While he was reviewing surveillance video during his first day as an intern in the Forensics Lab, Robbie Licciardello witnessed a vehicle theft.

“I saw this van drive by very slow in front of a U-Haul lot. It stopped at the corner. Then guys came walking into the lot, and I saw them steal the trailers,” he recalls.

Licciardello documented what he saw and alerted Detective Joe Walsh, an active member of the Aston Police Department and director of the lab. Walsh handled the investigation from that point, identifying the license plate and tracking down the suspect.

“I felt like a pioneer,” says Licciardello. “I’m the first one to help solve a case at the Forensics Lab.”

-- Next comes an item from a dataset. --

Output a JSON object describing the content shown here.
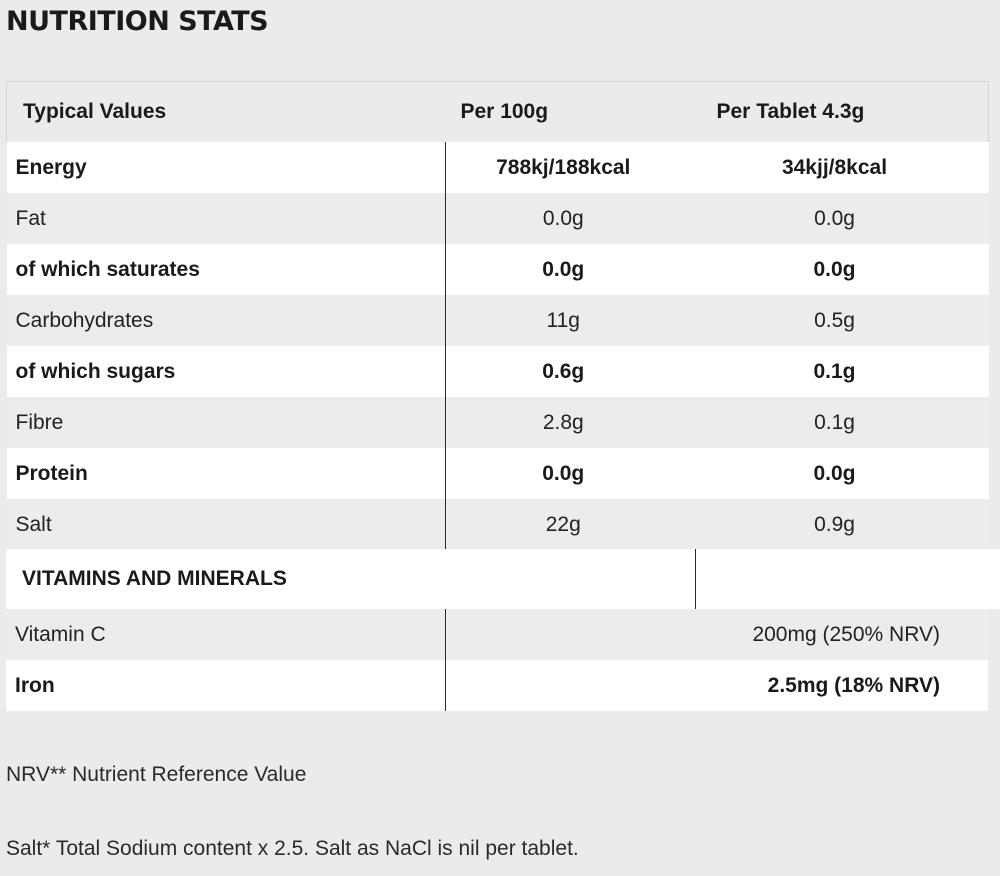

Technically, the lab isn’t open yet. It’s still under construction on the first floor of the Abessinio Building with a ribbon-cutting scheduled for Thursday, May 2, and a campus open house set for 2-4 p.m. on the same day.

During Christmas break, however, Dr. Tom Dodds contacted several cybersecurity majors, offering spring semester internships in the lab while it was being built. Licciardello, Matthew Revelas, and Sandra Vijayan jumped at the opportunity. Dalton Cannon joined the group in late February.

For Vijayan, who now wants to pursue a career in the field, the internship has been eye-opening. “The Digital Forensics Lab has amazed me from day one,” she says. “I never had an experience with crime or forensics, and I was surprised to see the equipment and technology that are used to solve cybercrimes.”

According to Revelas, “The internship gives a lot of hands-on experience that you don’t get in the classroom. You learn how classroom theories are applied.”

He even accompanied Walsh on a dispatch call to someone’s home in February. The person had been hacked and had no access to her bank accounts. She was getting emails from the hackers, who threatened to reveal false information about her if she didn’t pay them.

Walsh restored access to the accounts, and helped the woman arrange two-factor authentication.

He envisions a time when as many as five interns could work in the lab, supervised by a police officer or analyst. “The student intern experience is great for resumes,” says Walsh. “They’re working on real cases.”

The Forensics Lab is a public-private partnership created by the Delaware County District Attorney, the Aston Police Department, and Neumann University. It is funded by a High Intensity Drug Trafficking Area (HIDTA) grant of more than $240,000.